On entretient quelle relation avec son genre ? La relation s’est construite par quelles identifications personnelles ou culturelles ? Voilà des questions qui sont abordées par l’émission. Durant l’entretien avec l’actrice principale de Papa ou Maman 2, celle-ci avoue « Je me suis rendue compte que j’étais une femme très tard. Cela n’a pas été une question pendant très très longtemps ». Marina Foïs revient sur sa vie d’enfance avec sa famille en région parisienne. « J’avais la honte, on n’avait pas la télé. Mes parents c’était des vieux babs, on mangeait du chili con carne. Personne ne mangeait ça à l’époque. » affirmait-t-elle. Comme figures l’ayant marqué, l’actrice cite des noms comme Depardieu, Deneuve, Gena Rowlands. Se revendiquant féministe, Marina Foïs se prononce également sur la place « grandissante » que les femmes occupent dans le cinéma en France. Elle explique « L’adjectif effacée ne correspond pas aux femmes de ma génération »

 

Elle aurait préféré être un homme

Toujours par rapport à la question de la place de la femme dans le cinéma, l’actrice regrette les stéréotypes que l’on colle souvent aux femmes. Elle explique « Moi qui adore la comédie et qui aimerait en faire beaucoup plus je dois dire que je suis affligée par les rôles écrits pour les femmes (..). soit je suis nymphomane, soit je suis mal baisée, soit j’ai mes règles, soit je ne les ai pas.
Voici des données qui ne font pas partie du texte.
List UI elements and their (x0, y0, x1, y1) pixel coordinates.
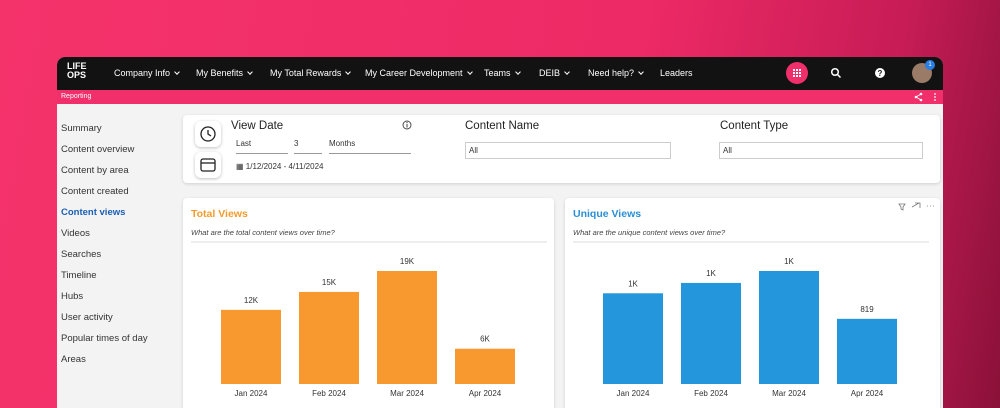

Tout est raconté en dessous de la ceinture. Ca n’est pas intéressant. Moi je rêve qu’on m’autorise à faire rire comme un homme. Faire rire avec autre chose qu’avec des nichons et une chatte. » C’est aussi pour tout ça que l’actrice affirme « Si j’avais le choix aujourd’hui, je choisirais peut-être d’être un homme. Il me semble qu’ils ont une part de culpabilité en moins. Alors ils en ont sur les épaules parce qu’il faut qu’ils gagnent du pognon et qu’ils aient des grosses bites et des grosses voitures et que cela doit être très lourd à vivre. Sûrement… » parlant de sa vision de la virilité.